Fairy Tale Theatre: 18 and Over

Written by J. Michael Feldman

Directed by Annie McVey

Produced by Daniel Shoenman and Elliot Shoenman

Presented by Daniel Shoenman and The Inkwell Theatre

We're going to begin this review with its happily ever after, because the first thing you should do is make sure you can get in to see Fairy Tale Theatre: 18 and Over.  Tickets can be easily had by visiting  matrixtheatre.com, inkwelltheater.com, or calling 323.852.1446.  Click click, ring ring.  Get to it.

Now you'll learn why this small action is such a good thing for your life and general well being.

***embarrassingly effusive alert***

Fairy Tale Theatre: 18 and Over is an anomaly, a joy, a riddle, a fable, a foible, and a big surprise; it’s wickedly delightful and the closest thing to perfection you can find on the stage, big or small.  It is brilliantly conceived, well written and well played in a world where we're lucky to get even one of those three.

The premise of FTT18+ is that our guide and storyteller, Percy Rutherford—tautly played by writer J. Michael Feldman—is telling us familiar stories in fairy tale style with twists for our newer times and older, wiser selves.  Through a series of enchanting, snarky, and comedic vignettes, Percy will deftly answer your vexing 21st century questions such as: should I say anything if I think my best friend is married to a gay guy?  Do my friends know the difference between their new dog and an actual human baby?  With all those appendages, are centipedes more coordinated than humans?  Are raining clouds really sad?  And more!  So much more that to tell it would be to ruin the fun for you.
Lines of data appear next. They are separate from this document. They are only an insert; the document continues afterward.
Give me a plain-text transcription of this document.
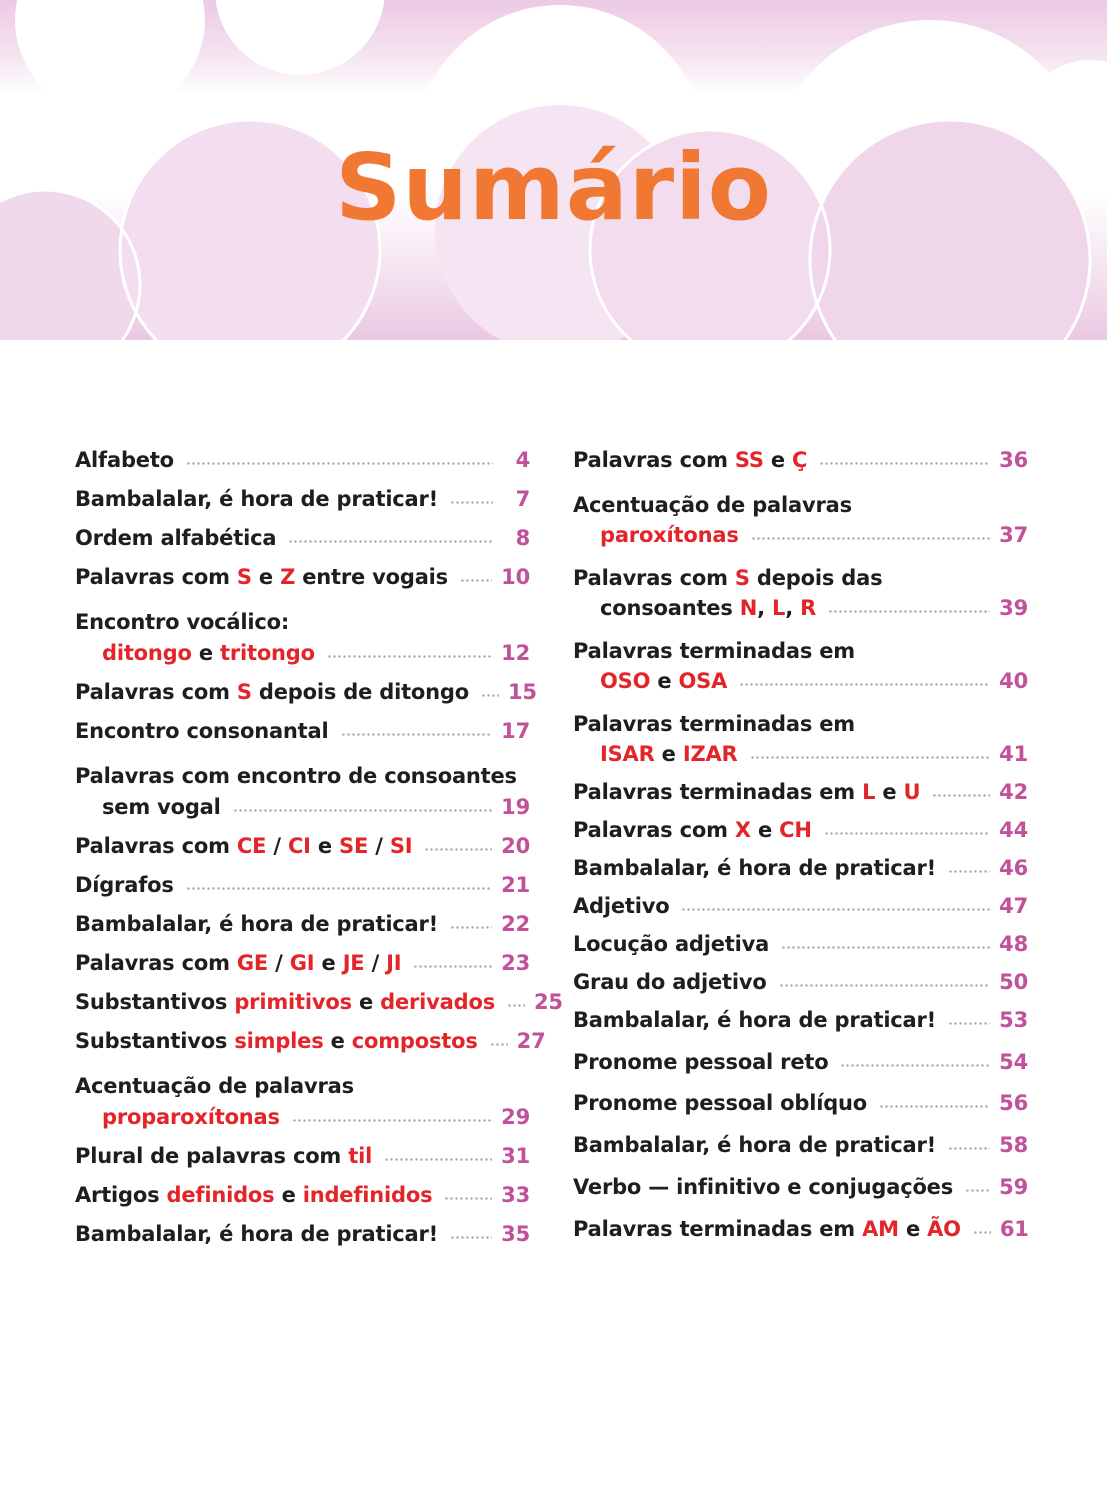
Sumário
Alfabeto	4
Bambalalar, é hora de praticar!	7
Ordem alfabética	8
Palavras com S e Z entre vogais	10
Encontro vocálico:
ditongo e tritongo	12
Palavras com S depois de ditongo 15
Encontro consonantal	17
Palavras com encontro de consoantes
sem vogal	19
Palavras com CE / CI e SE / SI	20
Dígrafos	21
Bambalalar, é hora de praticar!	22
Palavras com GE / GI e JE / JI	23
Substantivos primitivos e derivados 25
Substantivos simples e compostos 27
Acentuação de palavras
proparoxítonas	29
Plural de palavras com til	31
Artigos definidos e indefinidos	33
Bambalalar, é hora de praticar!	35
Palavras com SS e Ç	36
Acentuação de palavras
paroxítonas	37
Palavras com S depois das
consoantes N, L, R	39
Palavras terminadas em
OSO e OSA	40
Palavras terminadas em
ISAR e IZAR	41
Palavras terminadas em L e U	42
Palavras com X e CH	44
Bambalalar, é hora de praticar!	46
Adjetivo	47
Locução adjetiva	48
Grau do adjetivo	50
Bambalalar, é hora de praticar!	53
Pronome pessoal reto	54
Pronome pessoal oblíquo	56
Bambalalar, é hora de praticar!	58
Verbo — infinitivo e conjugações 59
Palavras terminadas em AM e ÃO 61
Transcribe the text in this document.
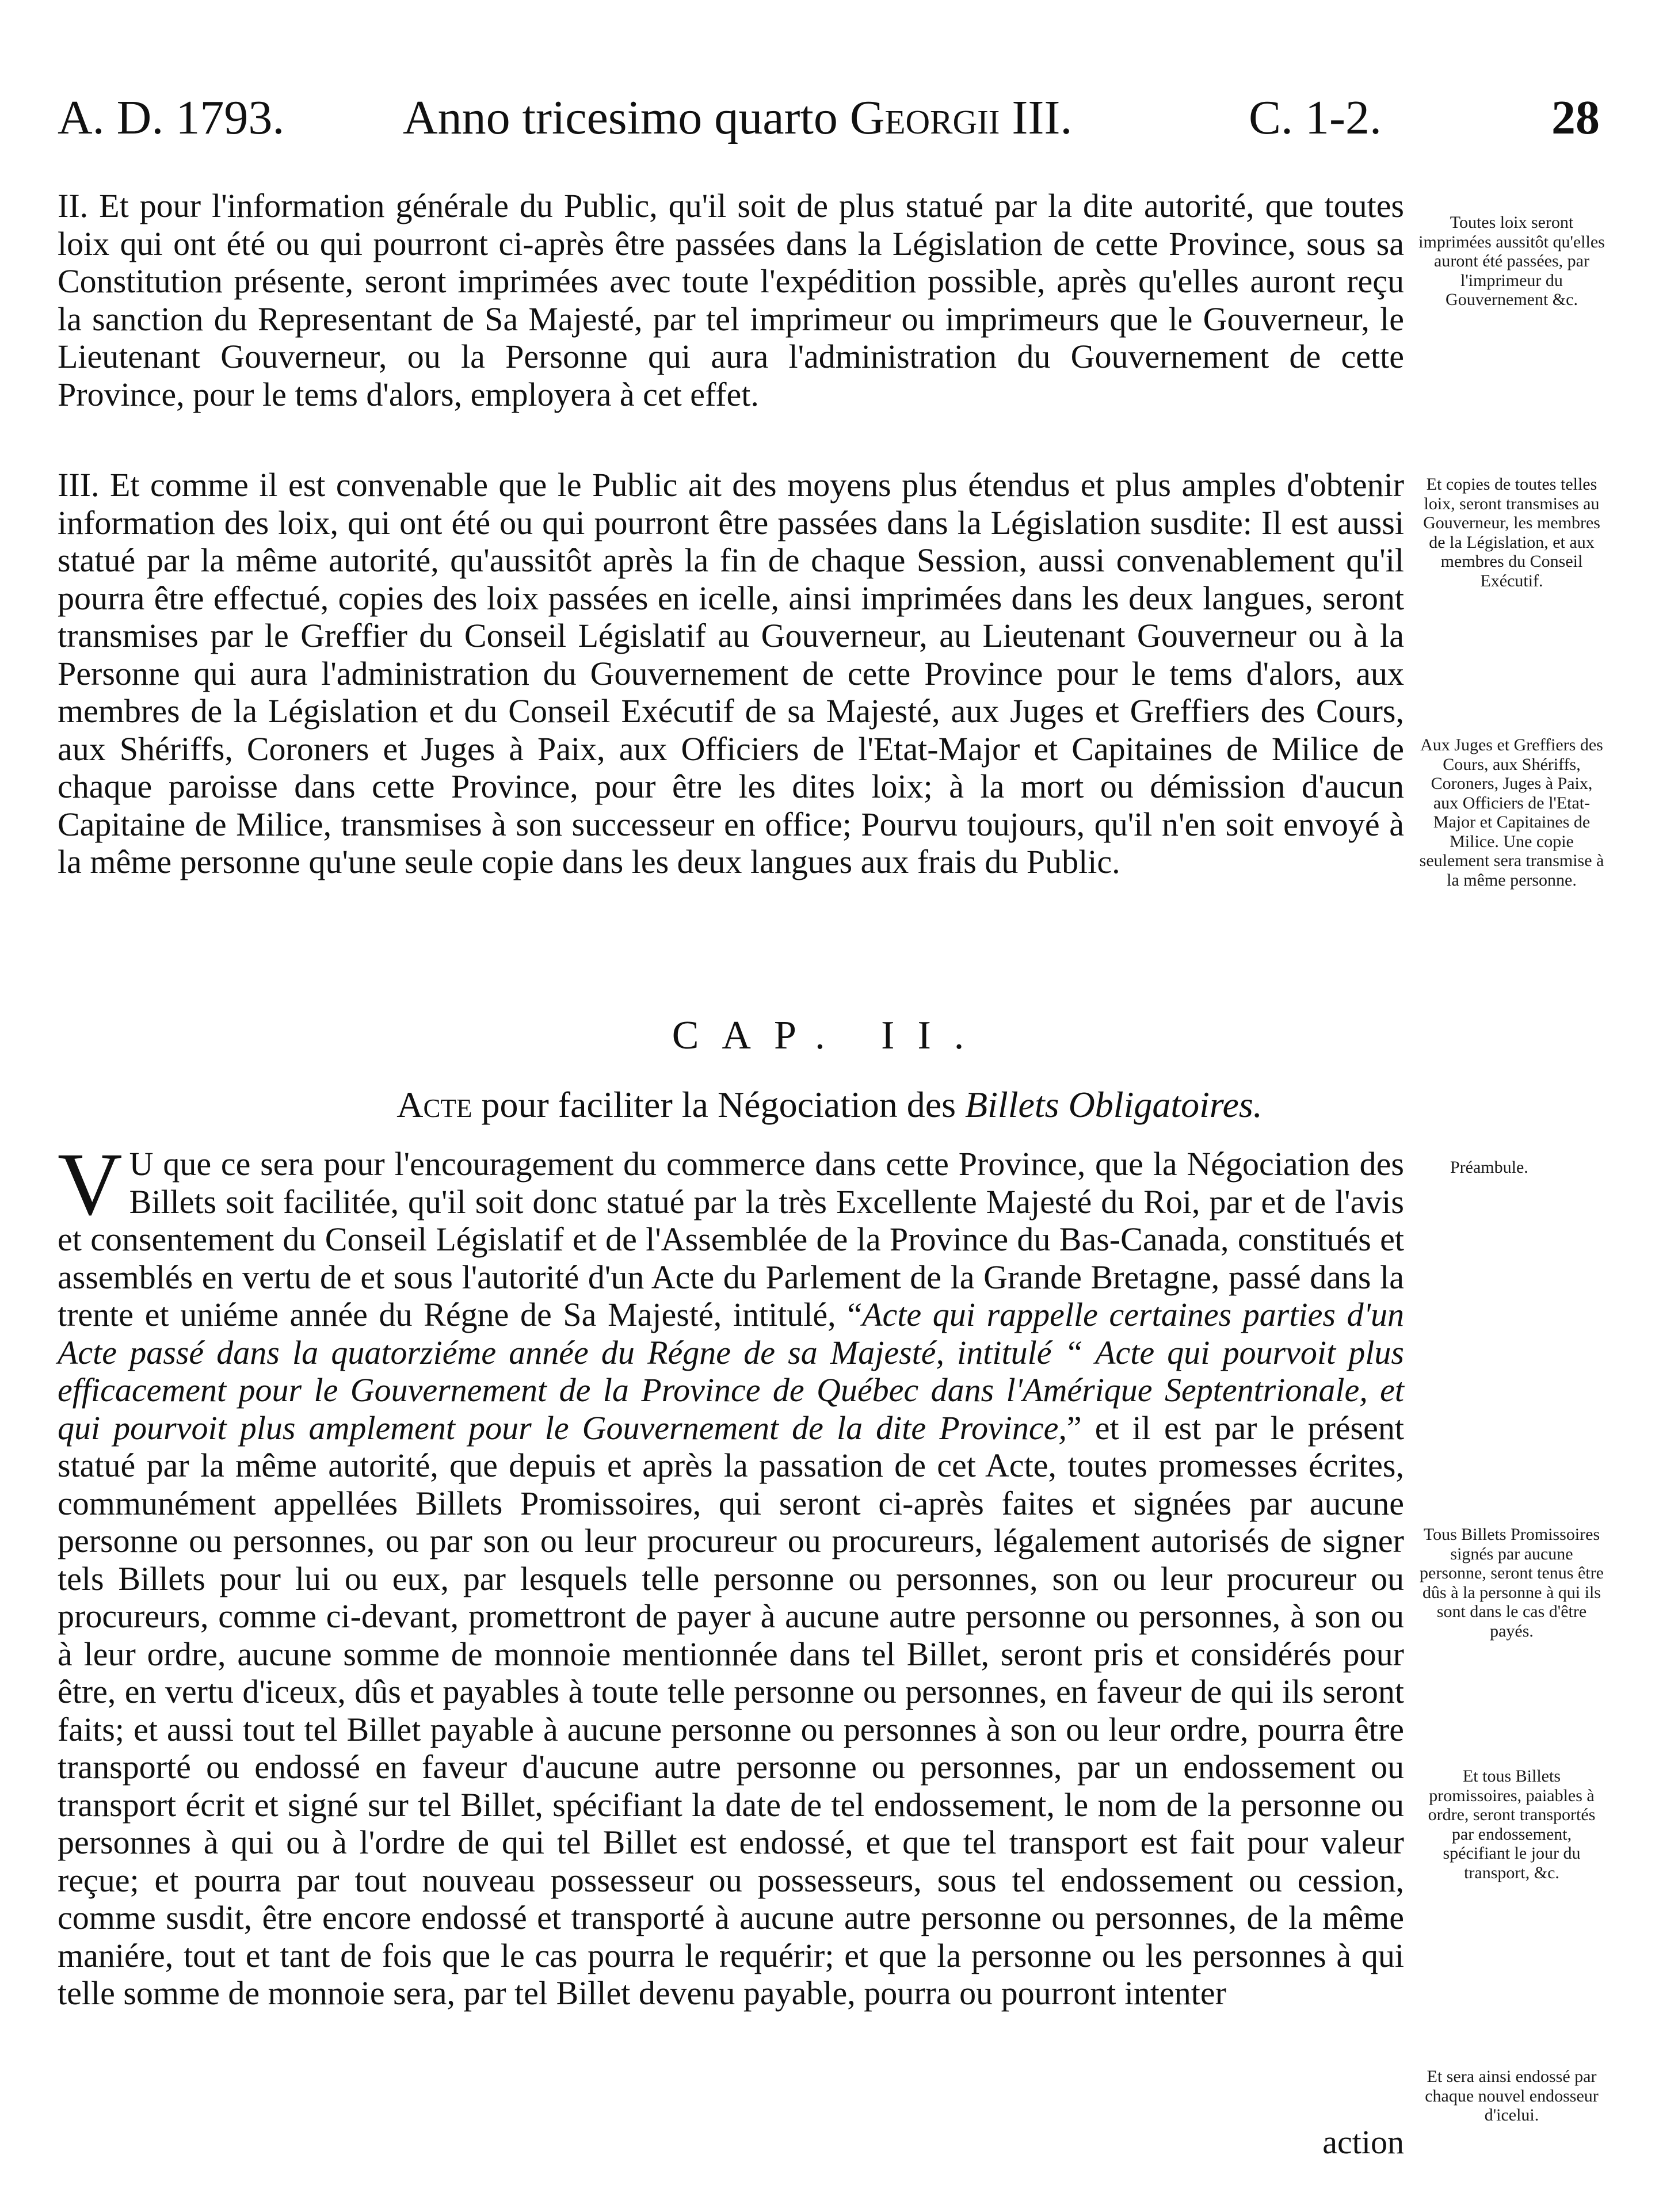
A. D. 1793. Anno tricesimo quarto Georgii III.	C. 1-2.	28

II. Et pour l'information générale du Public, qu'il soit de plus statué par la dite autorité, que toutes loix qui ont été ou qui pourront ci-après être passées dans la Législation de cette Province, sous sa Constitution présente, seront imprimées avec toute l'expédition possible, après qu'elles auront reçu la sanction du Representant de Sa Majesté, par tel imprimeur ou imprimeurs que le Gouverneur, le Lieutenant Gouverneur, ou la Personne qui aura l'administration du Gouvernement de cette Province, pour le tems d'alors, employera à cet effet.

Toutes loix seront imprimées aussitôt qu'elles auront été passées, par l'imprimeur du Gouvernement &c.

III. Et comme il est convenable que le Public ait des moyens plus étendus et plus amples d'obtenir information des loix, qui ont été ou qui pourront être passées dans la Législation susdite: Il est aussi statué par la même autorité, qu'aussitôt après la fin de chaque Session, aussi convenablement qu'il pourra être effectué, copies des loix passées en icelle, ainsi imprimées dans les deux langues, seront transmises par le Greffier du Conseil Législatif au Gouverneur, au Lieutenant Gouverneur ou à la Personne qui aura l'administration du Gouvernement de cette Province pour le tems d'alors, aux membres de la Législation et du Conseil Exécutif de sa Majesté, aux Juges et Greffiers des Cours, aux Shériffs, Coroners et Juges à Paix, aux Officiers de l'Etat-Major et Capitaines de Milice de chaque paroisse dans cette Province, pour être les dites loix; à la mort ou démission d'aucun Capitaine de Milice, transmises à son successeur en office; Pourvu toujours, qu'il n'en soit envoyé à la même personne qu'une seule copie dans les deux langues aux frais du Public.

Et copies de toutes telles loix, seront transmises au Gouverneur, les membres de la Législation, et aux membres du Conseil Exécutif.

Aux Juges et Greffiers des Cours, aux Shériffs, Coroners, Juges à Paix, aux Officiers de l'Etat-Major et Capitaines de Milice. Une copie seulement sera transmise à la même personne.

CAP. II.
Acte pour faciliter la Négociation des Billets Obligatoires.

Préambule.

V U que ce sera pour l'encouragement du commerce dans cette Province, que la Négociation des Billets soit facilitée, qu'il soit donc statué par la très Excellente Majesté du Roi, par et de l'avis et consentement du Conseil Législatif et de l'Assemblée de la Province du Bas-Canada, constitués et assemblés en vertu de et sous l'autorité d'un Acte du Parlement de la Grande Bretagne, passé dans la trente et uniéme année du Régne de Sa Majesté, intitulé, “Acte qui rappelle certaines parties d'un Acte passé dans la quatorziéme année du Régne de sa Majesté, intitulé “ Acte qui pourvoit plus efficacement pour le Gouvernement de la Province de Québec dans l'Amérique Septentrionale, et qui pourvoit plus amplement pour le Gouvernement de la dite Province,” et il est par le présent statué par la même autorité, que depuis et après la passation de cet Acte, toutes promesses écrites, communément appellées Billets Promissoires, qui seront ci-après faites et signées par aucune personne ou personnes, ou par son ou leur procureur ou procureurs, légalement autorisés de signer tels Billets pour lui ou eux, par lesquels telle personne ou personnes, son ou leur procureur ou procureurs, comme ci-devant, promettront de payer à aucune autre personne ou personnes, à son ou à leur ordre, aucune somme de monnoie mentionnée dans tel Billet, seront pris et considérés pour être, en vertu d'iceux, dûs et payables à toute telle personne ou personnes, en faveur de qui ils seront faits; et aussi tout tel Billet payable à aucune personne ou personnes à son ou leur ordre, pourra être transporté ou endossé en faveur d'aucune autre personne ou personnes, par un endossement ou transport écrit et signé sur tel Billet, spécifiant la date de tel endossement, le nom de la personne ou personnes à qui ou à l'ordre de qui tel Billet est endossé, et que tel transport est fait pour valeur reçue; et pourra par tout nouveau possesseur ou possesseurs, sous tel endossement ou cession, comme susdit, être encore endossé et transporté à aucune autre personne ou personnes, de la même maniére, tout et tant de fois que le cas pourra le requérir; et que la personne ou les personnes à qui telle somme de monnoie sera, par tel Billet devenu payable, pourra ou pourront intenter

action

Tous Billets Promissoires signés par aucune personne, seront tenus être dûs à la personne à qui ils sont dans le cas d'être payés.

Et tous Billets promissoires, paiables à ordre, seront transportés par endossement, spécifiant le jour du transport, &c.

Et sera ainsi endossé par chaque nouvel endosseur d'icelui.
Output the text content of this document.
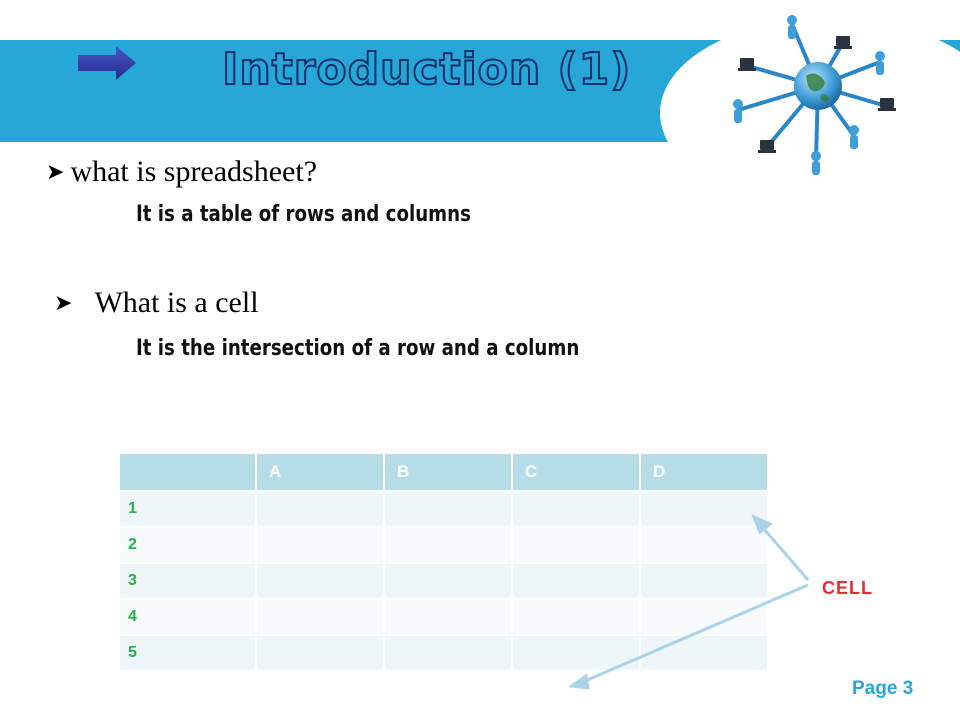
Introduction (1)
➤ what is spreadsheet?
It is a table of rows and columns
➤ What is a cell
It is the intersection of a row and a column
	A	B	C	D
1				
2				
3				
4				
5				
CELL
Page 3
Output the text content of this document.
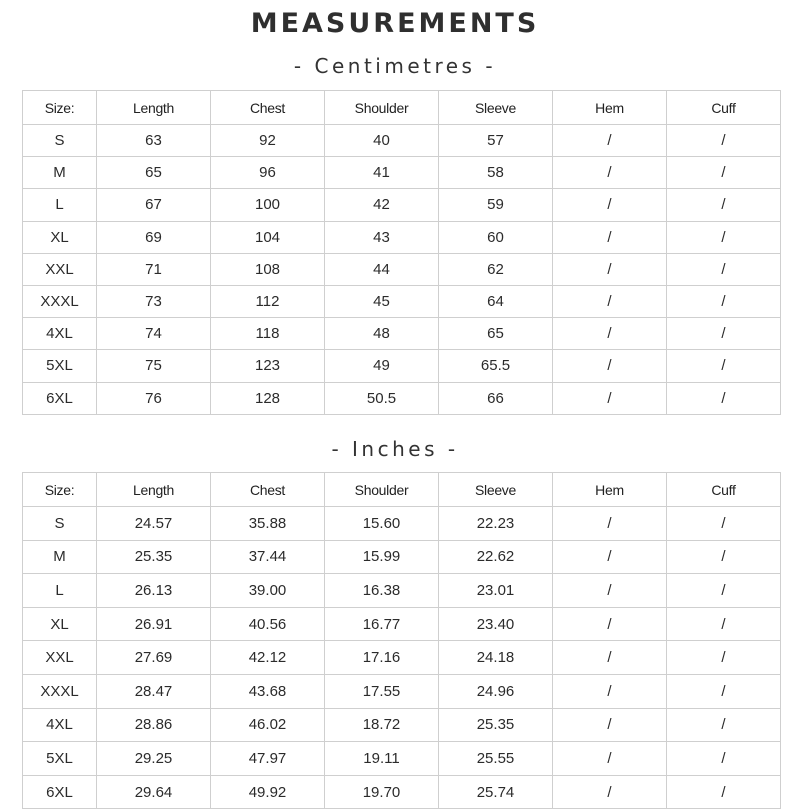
MEASUREMENTS
- Centimetres -
Size:	Length	Chest	Shoulder	Sleeve	Hem	Cuff
S	63	92	40	57	/	/
M	65	96	41	58	/	/
L	67	100	42	59	/	/
XL	69	104	43	60	/	/
XXL	71	108	44	62	/	/
XXXL	73	112	45	64	/	/
4XL	74	118	48	65	/	/
5XL	75	123	49	65.5	/	/
6XL	76	128	50.5	66	/	/
- Inches -
Size:	Length	Chest	Shoulder	Sleeve	Hem	Cuff
S	24.57	35.88	15.60	22.23	/	/
M	25.35	37.44	15.99	22.62	/	/
L	26.13	39.00	16.38	23.01	/	/
XL	26.91	40.56	16.77	23.40	/	/
XXL	27.69	42.12	17.16	24.18	/	/
XXXL	28.47	43.68	17.55	24.96	/	/
4XL	28.86	46.02	18.72	25.35	/	/
5XL	29.25	47.97	19.11	25.55	/	/
6XL	29.64	49.92	19.70	25.74	/	/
Percy is aided by three trusty puppeteers who do such a fabulous job that, yea, you quickly forget they are puppets and they become fully-realized characters.  Master Harold, Master Peter, and Mastress Denise are dressed in black and played by Jess McKey, Matt Cook, and Tina Huang.  Providing additional performance as various other creatures such as squirrels and monkeys are Courtney Pauroso and Eileen Mullane.  Since the costumes and props are vital and inventive enough to be another character entirely, much credit is due to Stephen Rowan, as well.  Bravo, sir.


In case I haven’t made my case sufficiently clear, I cannot recall the last time I laughed so well or so long in the theatre.  I looked around and noticed the entire audience (young, old, gay, straight, bald, hirsute, boy, girl, etc.) doing the same, as well.  No one could be bothered with texting or snoozing unwrapping candy.  One and all popped to their feet for a standing O when the show concluded and the chatter on the way out was resoundingly positive, so it’s not just me this time.


There’s a moral to this story:  it’s good to get out and support your community theater, good to support people who are keeping the arts alive and to spend an evening laughing so long that your face will hurt.  You won’t live happily ever after, but you’ll have one more solid night’s credit toward it.

 The End.

Where: The Matrix Theatre, 7657 Melrose Avenue, Los Angeles, CA 90046

When:  Thursdays through Saturdays, now through Feb. 11

Times:  8:00 p.m.

Tickets:  $25

Running time is about 80 minutes with no intermission.